Oxygen related defects and vacancy clusters identified in sputtering grown UOx thin films by positron annihilation techniques

Abstract

We experimentally studied the formation of vacancy clusters and oxygen related defects in uranium oxide (UOx) thin films (<70 nm) changing the stoichiometry in the x = 2.2?3.5 range. Films were deposited on Si(0 0 1) by DC magnetron sputtering varying the substrate temperature (room temperature, 400 °C and 600 °C) and different relative O2 partial pressures in the argon-oxygen mixture. The different species of vacancy-like defects are identified by the combination of depth dependent positron annihilation techniques and by comparison of the experimental data with ab-initio calculations.

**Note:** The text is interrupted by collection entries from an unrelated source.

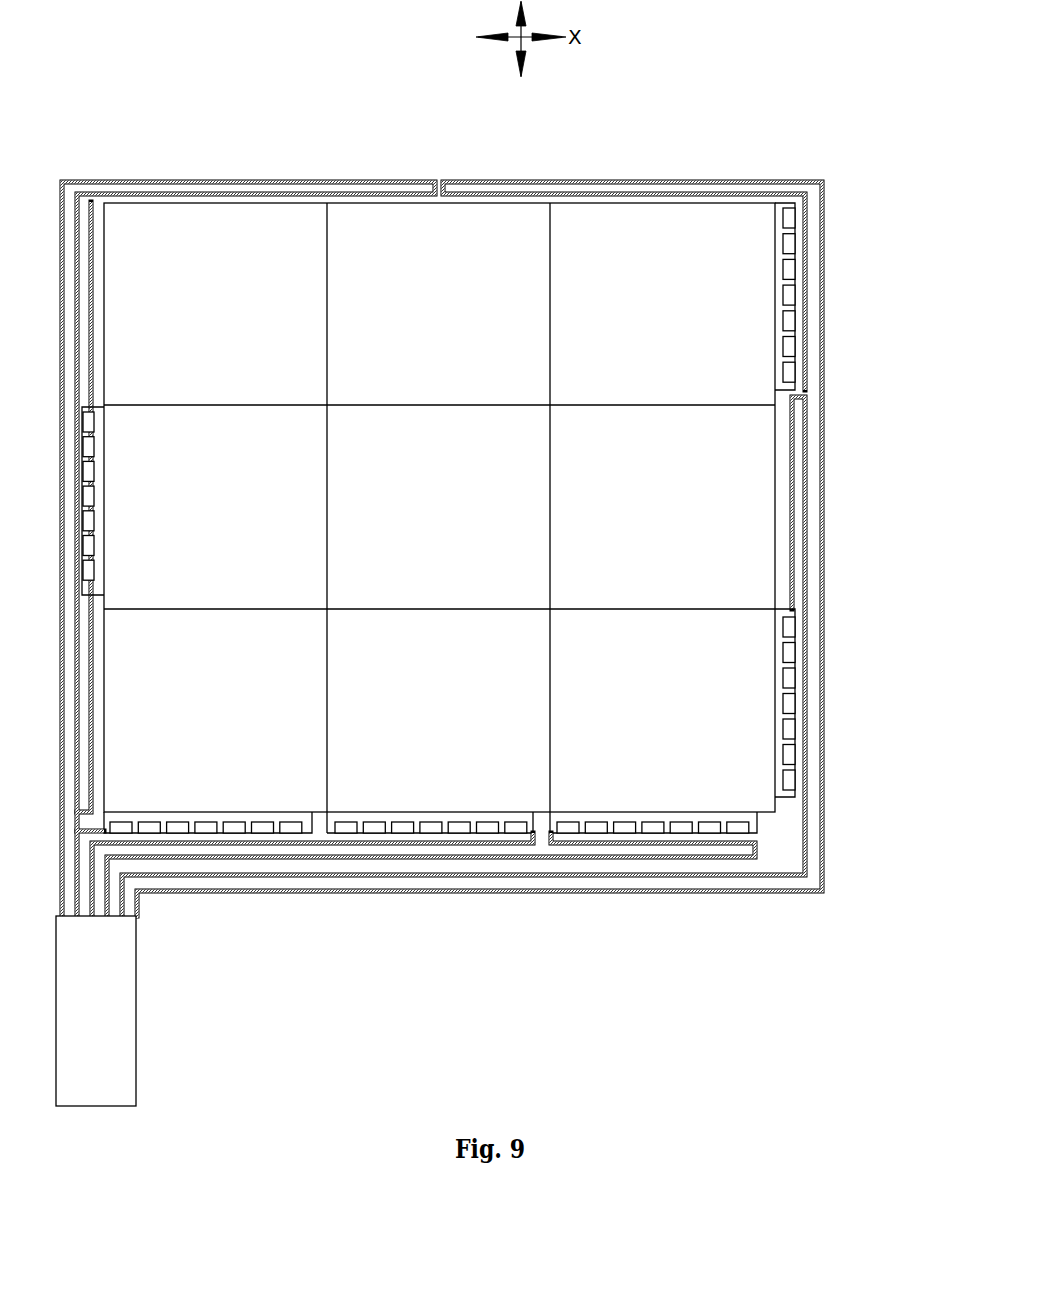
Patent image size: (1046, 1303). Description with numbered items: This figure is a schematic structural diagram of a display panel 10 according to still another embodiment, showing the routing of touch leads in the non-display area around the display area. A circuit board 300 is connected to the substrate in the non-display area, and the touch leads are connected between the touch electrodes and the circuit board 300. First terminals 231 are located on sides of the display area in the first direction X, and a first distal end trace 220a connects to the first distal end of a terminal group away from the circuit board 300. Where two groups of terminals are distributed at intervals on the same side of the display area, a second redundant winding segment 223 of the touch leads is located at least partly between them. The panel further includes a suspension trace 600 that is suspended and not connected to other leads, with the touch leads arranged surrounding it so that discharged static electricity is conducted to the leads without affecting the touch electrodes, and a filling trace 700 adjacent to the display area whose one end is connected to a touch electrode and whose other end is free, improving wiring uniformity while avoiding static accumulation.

The display panel 10 is at (369, 44).
The suspension trace 600 is at (243, 186).
The filling trace 700 is at (93, 289).
The first distal end trace 220a is at (788, 283).
The first terminals 231 is at (514, 520).
The second redundant winding segment 223 is at (793, 518).
The circuit board 300 is at (113, 981).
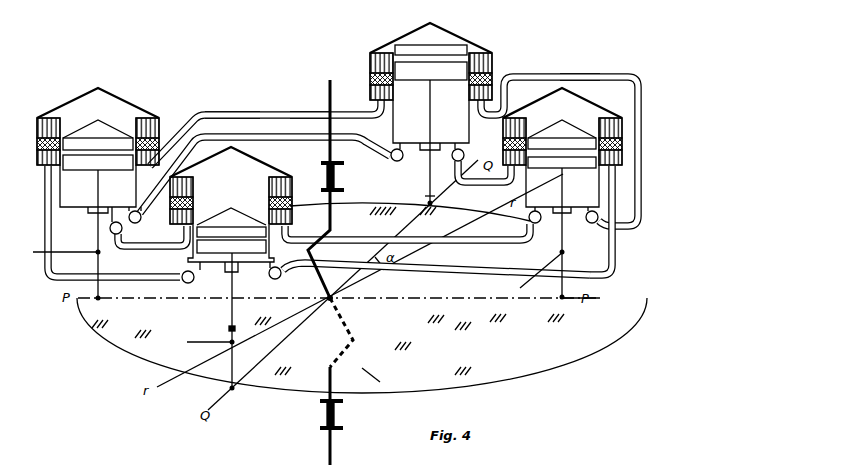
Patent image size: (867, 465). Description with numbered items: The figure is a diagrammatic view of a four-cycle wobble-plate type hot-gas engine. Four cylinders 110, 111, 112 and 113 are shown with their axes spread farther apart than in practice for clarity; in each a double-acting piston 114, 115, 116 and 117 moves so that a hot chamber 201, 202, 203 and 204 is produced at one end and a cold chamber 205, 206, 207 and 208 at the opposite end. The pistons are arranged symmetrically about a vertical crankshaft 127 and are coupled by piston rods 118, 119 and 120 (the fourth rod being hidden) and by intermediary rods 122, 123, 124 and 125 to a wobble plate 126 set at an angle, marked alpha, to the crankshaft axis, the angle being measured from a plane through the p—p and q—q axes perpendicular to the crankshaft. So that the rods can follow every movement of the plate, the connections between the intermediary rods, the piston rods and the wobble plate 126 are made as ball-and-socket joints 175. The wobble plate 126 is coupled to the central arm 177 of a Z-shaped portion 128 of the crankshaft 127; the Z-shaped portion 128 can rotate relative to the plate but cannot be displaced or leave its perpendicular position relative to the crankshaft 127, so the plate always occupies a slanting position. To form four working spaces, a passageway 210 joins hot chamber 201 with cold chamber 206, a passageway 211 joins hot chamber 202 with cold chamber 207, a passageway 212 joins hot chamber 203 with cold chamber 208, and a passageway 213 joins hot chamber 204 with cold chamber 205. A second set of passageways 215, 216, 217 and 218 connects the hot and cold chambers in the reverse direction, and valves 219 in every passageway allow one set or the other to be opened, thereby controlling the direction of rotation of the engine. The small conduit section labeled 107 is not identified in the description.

The hot chamber 201 is at (101, 187).
The hot chamber 202 is at (449, 109).
The hot chamber 203 is at (587, 178).
The hot chamber 204 is at (231, 229).
The cold chamber 205 is at (70, 191).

In samples growth up to 400 °C substrate temperature, di- and tri- vacancies were formed whereas at higher temperature, hexa-vacancies and larger vacancy clusters appear. Film growth at increasing oxygen partial pressure was found not to be correlated with an increase of oxygen defects, but with the formation of more complex vacancy clusters. The presence of oxygen related defects is revealed by identifying preferential positron annihilations with oxygen electrons. Moreover, uranium vacancies inside vacancy clusters are identified by localization of positrons, in agreement with ab-initio calculations.